Una vez llegó a la clínica fue cada vez más consciente de cómo «todo empujaba» a cometer el aborto en su situación, «incluso estando dentro del quirófano», donde presenció íntegramente la macabra escena al recibir únicamente anestesia local.
«Cuando estás ahí, te das cuenta de que no hay marcha atrás. El vacío es indescriptible. A mi hijo lo tiraron a un cubo. Todo esto se grabó en mi corazón y desde entonces mi vida fue un silencio poblado de aullidos, una zona muerta y un vivir en una profunda tristeza», relata. El aborto, dice, «es una herida muy grande con secuelas de por vida. Cuando una madre desecha un hijo, el dolor es inenarrable, un dolor que el mundo permite«.
Mónica no tardó en comprobar que «todo lo que hay alrededor» del aborto es «muerte, dolor y destrucción». La relación con su novio, con el que se casó, terminó en una dolorosa ruptura y posterior nulidad y recuerda que, pese a «tenerlo todo», el vacio, la desesperanza, la incertidumbre y finalmente la depresión se convirtieron en su sombra, sin que el reiki y la Nueva Era pudiesen darle la paz que prometían.
«Si existes, ayúdame»
En plena depresión, recuerda un extraño sueño en el que su abuelo la acompañaba a Misa en una iglesia de Madrid. Nada mas despertarse, acudió a la iglesia con la que había soñado y frente a un gran crucifijo, rezó tras años de noche espiritual: «Si es verdad que existes, ayúdame«.

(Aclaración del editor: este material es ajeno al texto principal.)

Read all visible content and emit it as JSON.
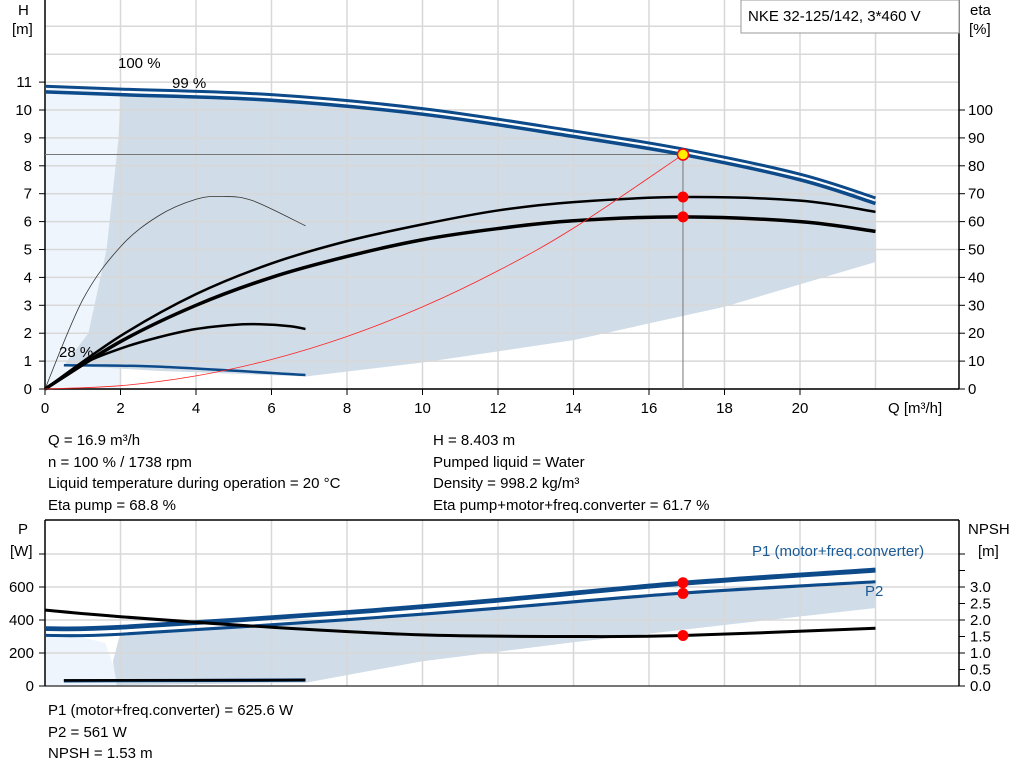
{
  "chart_data": [
    {
      "type": "line",
      "title": "NKE 32-125/142, 3*460 V",
      "xlabel": "Q [m³/h]",
      "ylabel": "H",
      "ylabel_unit": "[m]",
      "y2label": "eta",
      "y2label_unit": "[%]",
      "xlim": [
        0,
        23.5
      ],
      "ylim": [
        0,
        14
      ],
      "y2lim": [
        0,
        140
      ],
      "x_ticks": [
        "0",
        "2",
        "4",
        "6",
        "8",
        "10",
        "12",
        "14",
        "16",
        "18",
        "20"
      ],
      "y_ticks": [
        "0",
        "1",
        "2",
        "3",
        "4",
        "5",
        "6",
        "7",
        "8",
        "9",
        "10",
        "11"
      ],
      "y2_ticks": [
        "0",
        "10",
        "20",
        "30",
        "40",
        "50",
        "60",
        "70",
        "80",
        "90",
        "100"
      ],
      "grid": true,
      "annotations": [
        "100 %",
        "99 %",
        "28 %"
      ],
      "series": [
        {
          "id": "qh100",
          "axis": "H",
          "color": "#0d4a8a",
          "points": [
            [
              0,
              10.85
            ],
            [
              2,
              10.75
            ],
            [
              6,
              10.55
            ],
            [
              10,
              10.05
            ],
            [
              14,
              9.25
            ],
            [
              16.9,
              8.6
            ],
            [
              20,
              7.7
            ],
            [
              22,
              6.85
            ]
          ]
        },
        {
          "id": "qh99",
          "axis": "H",
          "color": "#0d4a8a",
          "points": [
            [
              0,
              10.65
            ],
            [
              2,
              10.55
            ],
            [
              6,
              10.35
            ],
            [
              10,
              9.85
            ],
            [
              14,
              9.05
            ],
            [
              16.9,
              8.403
            ],
            [
              20,
              7.5
            ],
            [
              22,
              6.65
            ]
          ]
        },
        {
          "id": "qh28",
          "axis": "H",
          "color": "#0d4a8a",
          "points": [
            [
              0.5,
              0.85
            ],
            [
              3,
              0.8
            ],
            [
              6.9,
              0.5
            ]
          ]
        },
        {
          "id": "eta_pump",
          "axis": "eta",
          "color": "#000000",
          "points": [
            [
              0,
              0
            ],
            [
              2,
              19
            ],
            [
              4,
              34
            ],
            [
              6,
              45
            ],
            [
              8,
              53
            ],
            [
              10,
              59
            ],
            [
              12,
              64
            ],
            [
              14,
              67
            ],
            [
              16.9,
              68.8
            ],
            [
              20,
              67.5
            ],
            [
              22,
              63.5
            ]
          ]
        },
        {
          "id": "eta_total",
          "axis": "eta",
          "color": "#000000",
          "points": [
            [
              0,
              0
            ],
            [
              2,
              17
            ],
            [
              4,
              30
            ],
            [
              6,
              40
            ],
            [
              8,
              47.5
            ],
            [
              10,
              53.5
            ],
            [
              12,
              57.5
            ],
            [
              14,
              60.3
            ],
            [
              16.9,
              61.7
            ],
            [
              20,
              60
            ],
            [
              22,
              56.5
            ]
          ]
        },
        {
          "id": "eta_pump_28",
          "axis": "eta",
          "color": "#333333",
          "points": [
            [
              0,
              0
            ],
            [
              1,
              32
            ],
            [
              2,
              51
            ],
            [
              3,
              62
            ],
            [
              4,
              68
            ],
            [
              4.7,
              69
            ],
            [
              5.5,
              67.5
            ],
            [
              6.9,
              58.5
            ]
          ]
        },
        {
          "id": "eta_total_28",
          "axis": "eta",
          "color": "#000000",
          "points": [
            [
              0,
              0
            ],
            [
              1,
              9
            ],
            [
              2,
              14.5
            ],
            [
              3,
              18.5
            ],
            [
              4,
              21.5
            ],
            [
              5,
              23
            ],
            [
              5.7,
              23.2
            ],
            [
              6.5,
              22.5
            ],
            [
              6.9,
              21.5
            ]
          ]
        },
        {
          "id": "system_curve",
          "axis": "H",
          "color": "#ff2020",
          "points": [
            [
              0,
              0
            ],
            [
              2,
              0.118
            ],
            [
              4,
              0.471
            ],
            [
              6,
              1.059
            ],
            [
              8,
              1.883
            ],
            [
              10,
              2.942
            ],
            [
              12,
              4.237
            ],
            [
              14,
              5.766
            ],
            [
              16.9,
              8.403
            ]
          ]
        }
      ],
      "duty_point": {
        "Q": 16.9,
        "H": 8.403,
        "eta_pump": 68.8,
        "eta_total": 61.7
      }
    },
    {
      "type": "line",
      "xlim": [
        0,
        23.5
      ],
      "ylabel": "P",
      "ylabel_unit": "[W]",
      "y2label": "NPSH",
      "y2label_unit": "[m]",
      "y_ticks": [
        "0",
        "200",
        "400",
        "600"
      ],
      "y2_ticks": [
        "0.0",
        "0.5",
        "1.0",
        "1.5",
        "2.0",
        "2.5",
        "3.0"
      ],
      "ylim": [
        0,
        1000
      ],
      "y2lim": [
        0,
        5
      ],
      "grid": true,
      "series": [
        {
          "id": "p1",
          "name": "P1 (motor+freq.converter)",
          "axis": "P",
          "color": "#0d4a8a",
          "points": [
            [
              0,
              350
            ],
            [
              2,
              358
            ],
            [
              8,
              448
            ],
            [
              12,
              522
            ],
            [
              16.9,
              625.6
            ],
            [
              22,
              705
            ]
          ]
        },
        {
          "id": "p1_99",
          "axis": "P",
          "color": "#0d4a8a",
          "points": [
            [
              0,
              338
            ],
            [
              2,
              346
            ],
            [
              8,
              436
            ],
            [
              12,
              510
            ],
            [
              16.9,
              612
            ],
            [
              22,
              692
            ]
          ]
        },
        {
          "id": "p2",
          "name": "P2",
          "axis": "P",
          "color": "#0d4a8a",
          "points": [
            [
              0,
              305
            ],
            [
              2,
              312
            ],
            [
              8,
              400
            ],
            [
              12,
              470
            ],
            [
              16.9,
              561
            ],
            [
              22,
              630
            ]
          ]
        },
        {
          "id": "p2_100",
          "axis": "P",
          "color": "#0d4a8a",
          "points": [
            [
              0,
              313
            ],
            [
              2,
              320
            ],
            [
              8,
              408
            ],
            [
              12,
              478
            ],
            [
              16.9,
              570
            ],
            [
              22,
              638
            ]
          ]
        },
        {
          "id": "npsh",
          "axis": "NPSH",
          "color": "#000000",
          "points": [
            [
              0,
              2.3
            ],
            [
              2,
              2.1
            ],
            [
              6,
              1.78
            ],
            [
              10,
              1.55
            ],
            [
              14,
              1.5
            ],
            [
              16.9,
              1.53
            ],
            [
              22,
              1.75
            ]
          ]
        },
        {
          "id": "p1_28",
          "axis": "P",
          "color": "#0d4a8a",
          "points": [
            [
              0.5,
              35
            ],
            [
              6.9,
              40
            ]
          ]
        },
        {
          "id": "p2_28",
          "axis": "P",
          "color": "#0d4a8a",
          "points": [
            [
              0.5,
              26
            ],
            [
              6.9,
              30
            ]
          ]
        },
        {
          "id": "npsh_28",
          "axis": "NPSH",
          "color": "#000000",
          "points": [
            [
              0.5,
              0.17
            ],
            [
              6.9,
              0.18
            ]
          ]
        }
      ],
      "duty_point": {
        "Q": 16.9,
        "P1": 625.6,
        "P2": 561,
        "NPSH": 1.53
      }
    }
  ],
  "info_top_left": [
    "Q = 16.9 m³/h",
    "n = 100 % / 1738 rpm",
    "Liquid temperature during operation = 20 °C",
    "Eta pump = 68.8 %"
  ],
  "info_top_right": [
    "H = 8.403 m",
    "Pumped liquid = Water",
    "Density = 998.2 kg/m³",
    "Eta pump+motor+freq.converter = 61.7 %"
  ],
  "info_bottom": [
    "P1 (motor+freq.converter) = 625.6 W",
    "P2 = 561 W",
    "NPSH = 1.53 m"
  ],
  "colors": {
    "curve_blue": "#0d4a8a",
    "area_gray": "#d0dce7",
    "area_light": "#eef5fc",
    "duty_point": "#ff0000",
    "duty_fill": "#ffee00",
    "grid": "#d8d8d8"
  }
}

Recuerda que entonces cayó desplomada en el reclinatorio, arrodillada ante el crucifijo, encontrando buena parte del consuelo que necesitaba. Comenzó a asistir cada día a rezar a la Iglesia y entonces, explica, «empezaron a pasar cosas».
Tras conocer al que hoy es su «hermano espiritual», Mónica retomó en su día a día prácticas olvidadas hacía muchos años como el rezo del rosario -que aprendió gracias a YouTube-, la adoración eucarística o la devoción mariana. Pronto quedó «enganchada» a la «calma interior» que la invadía al rezar cada día, pero lo que realmente cambió su vida fue viajar junto a su padre, también converso, a Medjugorje.
Una orden de María para obtener el perdón y la paz
Padre e hija subían el conocido y afilado Monte Križevac o de la Cruz, junto a la Colina de las Apariciones, cuando de pronto la joven escuchó una voz «dulce pero firme» que le decía: «Descálzate».
«Yo subía con la soberbia del mundo, diciendo que estaba incómoda, que yo subiría más rápido, sin disfrutar del camino. Quería llegar ya arriba», relata. Y respondió que no lo haría. La voz se repitió hasta en dos ocasiones, pero Mónica hizo caso omiso.
Inquieta, la tercera vez que rehusó recibió el Vía Crucis en la IX estación, Jesús cae por tercera vez, a la que acompañaban unas preguntas invitando a la reflexión. Una de ellas la derrumbó: «¿Por qué, hijos míos, abortáis al hijo en el seno materno?«.
«En ese momento entré en shock porque yo había abortado. Se me quitó un velo y recordé perfectamente aquel evento tan terrible y horrible con una nitidez increíble. Enmudecí y sentí como unos brazos me sostenían. Había paz, como cuando un padre te sostiene cuando vas a caer, y yo pedía misericordia. La herida se abría, todo lo que había sufrido se hizo más grande, y me descalcé«, relata.
A partir de ese instante, las heridas del aborto que Mónica define como «inenarrables» fueron sanando en su propia alma. «Dios vino a por mí. A través de la confesión, me devolvió la esperanza. Yo vivía en la muerte y Él me dio la vida», afirma. A través de la confesión, Mónica ha regresado a la Iglesia y hoy es consciente de que «la diferencia entre estar vivo o muerto es muy grande». Todo consiste, concluye, «en darle un sí a Dios. Él es amor, un amor que no recordaba».